Корхис озадаченно похлопал глазами.
Удивляться, впрочем, было не время. Требовалось спасать положение. И он быстренько сменил гнев на милость.
– Катти, дорогая, – сказал льстиво, – разве я пришел с тобой ссориться?
Она понимающе усмехнулась.
– Надеюсь, что нет.
– Я всего лишь хотел узнать, все ли у тебя в порядке. Довольна ли ты новым местом? Вдруг ты ушла не по своему желанию… – трактирщик метнул красноречивый взгляд на красавчика Беригона, который, не утерпев, отодвинул Изу и тоже высунулся в коридор, – …а поддавшись чьим-то лживым уговорам…
– У меня все в порядке, – сказала Катти. – Правда, нужно сделать еще кое-что до отъезда – написать доверенность, например, которая позволит тебе и впредь распоряжаться моим имуществом… Не знаю, успею ли?
– Вот как? Что ж, тогда… не буду мешать, – промямлил трактирщик. – Доверенность, конечно… Ты ведь зайдешь попрощаться с Ардой и детьми?
– Зайду, – кивнула Катти. – А сейчас…
Она окинула взглядом столпившийся в коридоре народ – помимо актеров, на шум успели выйти и другие любопытные постояльцы – и все с тем же несокрушимым спокойствием произнесла:
– Извините, господа. Произошло недоразумение, но оно уже улажено. – Повернулась к брату. – Корхис…
– Ухожу, ухожу, – поспешно сказал тот.
И ушел – пятясь задом и глядя на сестру с доброй, хотя и несколько крокодильей улыбкой.
Катти шагнула обратно в номер, закрыла дверь.
Перевела дух и покачала головой, удивляясь самой себе.

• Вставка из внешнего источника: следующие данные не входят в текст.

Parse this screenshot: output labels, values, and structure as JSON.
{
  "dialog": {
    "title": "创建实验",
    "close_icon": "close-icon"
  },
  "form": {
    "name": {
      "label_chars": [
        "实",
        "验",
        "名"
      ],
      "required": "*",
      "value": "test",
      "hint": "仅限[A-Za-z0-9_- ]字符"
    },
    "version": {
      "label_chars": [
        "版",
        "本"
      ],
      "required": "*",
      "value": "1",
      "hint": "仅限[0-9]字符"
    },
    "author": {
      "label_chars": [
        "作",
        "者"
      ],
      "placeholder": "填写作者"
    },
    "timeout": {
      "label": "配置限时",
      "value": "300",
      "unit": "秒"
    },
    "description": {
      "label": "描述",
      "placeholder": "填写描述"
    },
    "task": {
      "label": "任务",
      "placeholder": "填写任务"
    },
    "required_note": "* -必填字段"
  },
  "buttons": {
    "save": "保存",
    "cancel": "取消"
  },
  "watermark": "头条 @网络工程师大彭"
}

Каких-то два дня назад она не посмела бы подобным образом осадить брата. Более того, ей бы в голову не пришло, что такое вообще возможно…
Спасибо Волчку на самом деле – что бы он ни говорил, это он сотворил с ней настоящее чудо, увидев в безропотной сестре трактирщика Буна человека, которого можно уважать.
Имар тоже видел и любил другую Катти, не ту, какой ее считали все остальные. И точно так же его любовь дала ей в те далекие времена силы поступить, как велели ум и сердце, – выйти за него, не боясь злых языков, вопреки родительской воле.
Силы быть собой, настоящей.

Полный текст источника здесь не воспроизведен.